The Minister for Finance, Mr Seth Terkper, has said the progress so far made regarding the third review of the International Monetary Fund’s (IMF’s) extended credit facility (ECF) is satisfactory and indicative of the government’s commitment to the programme.
The latest discussions were a follow-up to the IMF’s Mission in April/May this year, after which a number of ‘prior actions’ (some of which were entirely new) were introduced by the IMF, including the approval of the Public Financial Management Law by Parliament and the amended Bank of Ghana Act by Parliament and a strategy to address the debt and financial situation of SOEs.
The rest are the completion of exercise on the reclassification of government accounts for the production of consistent and reconciled fiscal accounts for 2015, the completion of work on the strategy for banks’ recapitalisation and the approval of the Banks and Specialised Deposit-Taking Institutions Law by Parliament.
The review of IMF programmes is based on performance criteria (PCs).
In contrast, prior actions are required by the IMF after the review mission as an additional condition for taking the report to the board before the latter approves the review.
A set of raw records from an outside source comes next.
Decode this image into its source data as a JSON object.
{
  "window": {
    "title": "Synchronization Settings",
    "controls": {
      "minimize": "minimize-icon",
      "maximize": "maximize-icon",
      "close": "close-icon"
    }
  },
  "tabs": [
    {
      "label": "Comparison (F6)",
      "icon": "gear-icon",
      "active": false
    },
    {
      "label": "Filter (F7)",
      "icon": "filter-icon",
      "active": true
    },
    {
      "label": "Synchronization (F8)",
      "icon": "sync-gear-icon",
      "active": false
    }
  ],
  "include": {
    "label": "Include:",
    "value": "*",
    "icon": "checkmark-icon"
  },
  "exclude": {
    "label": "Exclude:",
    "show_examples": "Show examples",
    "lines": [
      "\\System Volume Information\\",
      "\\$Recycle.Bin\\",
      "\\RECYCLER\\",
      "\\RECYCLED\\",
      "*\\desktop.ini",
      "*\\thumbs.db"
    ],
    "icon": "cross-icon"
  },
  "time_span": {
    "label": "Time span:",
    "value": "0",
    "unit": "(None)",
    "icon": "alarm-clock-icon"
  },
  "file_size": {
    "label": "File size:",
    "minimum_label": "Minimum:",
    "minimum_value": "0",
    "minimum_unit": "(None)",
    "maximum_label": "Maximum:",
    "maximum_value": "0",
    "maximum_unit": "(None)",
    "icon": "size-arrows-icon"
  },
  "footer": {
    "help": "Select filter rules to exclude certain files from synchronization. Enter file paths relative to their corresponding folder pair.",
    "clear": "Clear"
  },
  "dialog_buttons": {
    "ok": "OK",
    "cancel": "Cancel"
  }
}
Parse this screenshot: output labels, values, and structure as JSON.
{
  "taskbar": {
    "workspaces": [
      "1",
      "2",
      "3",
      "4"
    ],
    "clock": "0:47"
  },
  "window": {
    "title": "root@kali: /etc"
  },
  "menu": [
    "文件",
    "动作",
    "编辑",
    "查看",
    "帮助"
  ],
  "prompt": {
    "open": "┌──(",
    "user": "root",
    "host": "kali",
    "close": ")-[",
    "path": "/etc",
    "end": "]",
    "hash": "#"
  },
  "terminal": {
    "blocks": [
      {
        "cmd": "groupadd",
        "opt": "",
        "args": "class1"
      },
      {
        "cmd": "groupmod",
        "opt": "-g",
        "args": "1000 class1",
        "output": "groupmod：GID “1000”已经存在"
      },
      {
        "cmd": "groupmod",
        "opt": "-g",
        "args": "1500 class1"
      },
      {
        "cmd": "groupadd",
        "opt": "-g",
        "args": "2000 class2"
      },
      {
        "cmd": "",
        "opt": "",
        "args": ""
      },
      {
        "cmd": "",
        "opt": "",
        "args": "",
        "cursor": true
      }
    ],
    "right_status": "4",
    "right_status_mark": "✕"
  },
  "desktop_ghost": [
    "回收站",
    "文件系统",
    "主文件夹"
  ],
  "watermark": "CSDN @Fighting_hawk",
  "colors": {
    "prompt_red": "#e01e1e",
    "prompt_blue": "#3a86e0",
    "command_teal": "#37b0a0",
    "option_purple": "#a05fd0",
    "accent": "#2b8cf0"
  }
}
Implementation of prior actions
Speaking to radioxyzonline after the discussions with the IMF team, Mr Terkper expressed confidence over further positive outcomes as a result of a comprehensive and expedited approach to the implementation of certain initiatives.
He explained that “to expedite action towards the ultimate completion of the third review by satisfying these new prior actions, several of which are structural in nature, government gave the completion of these activities its top priority. This resulted in the extension of the last sitting of Parliament and the passage of all the bills, notably the PFM and the BoG Amendment bills, as required by the IMF”.
“As clearly demonstrated by the government’s own initiative to impose levies to restructure or refinance the energy sector debt, beginning with the restructuring of a substantial portion (GH¢2.2 billion) of VRA’s debt, Ghana has started taking action to address the financial situation of the SOEs.
“In the view of the government, this is key to removing the danger that the debt poses to our banks which did the lending and preparing the energy SOEs for the gas era. Hence the ongoing restructuring of the energy sector SOE debt, which involves 12 major domestic banks, substantially addresses the concerns of the IMF,” he added.
Mr Terkper said given the time that had elapsed since the third review mission was conducted, the IMF team was provided with updated data and an update of fiscal and monetary data, as well as progress in implementing the SOE debt restructuring plan.
He said the team was informed of the validation of the legacy debt to be paid from the energy levies.
He said as requested by the recent IMF mission, the government would expand the scope of the energy sector audit validation programme to cover the future viability of the power sector SOEs, based on a review of business plans.
“It is important to note that the third review considers economic performance up to the end of December 2015. During the period under review, Ghana met three out of the four fiscal quantitative performance criteria, in spite of a challenging economic environment.
The quantitative performance that was not met related to the wages and salaries payment over-run. The over-run was as a result of higher-than-anticipated payments for category 2, 3 and 4 allowances.
“The recent concerns raised by the IMF relate to certain elements of the laws recently passed by Parliament. While this reflects the sovereign and independent view of the Parliament of Ghana, the mission has been assured by the government of its willingness and commitment to bring any of these to the attention of the Cabinet and Parliament and, in general, ensure the success of the programme,” Mr Terkper said.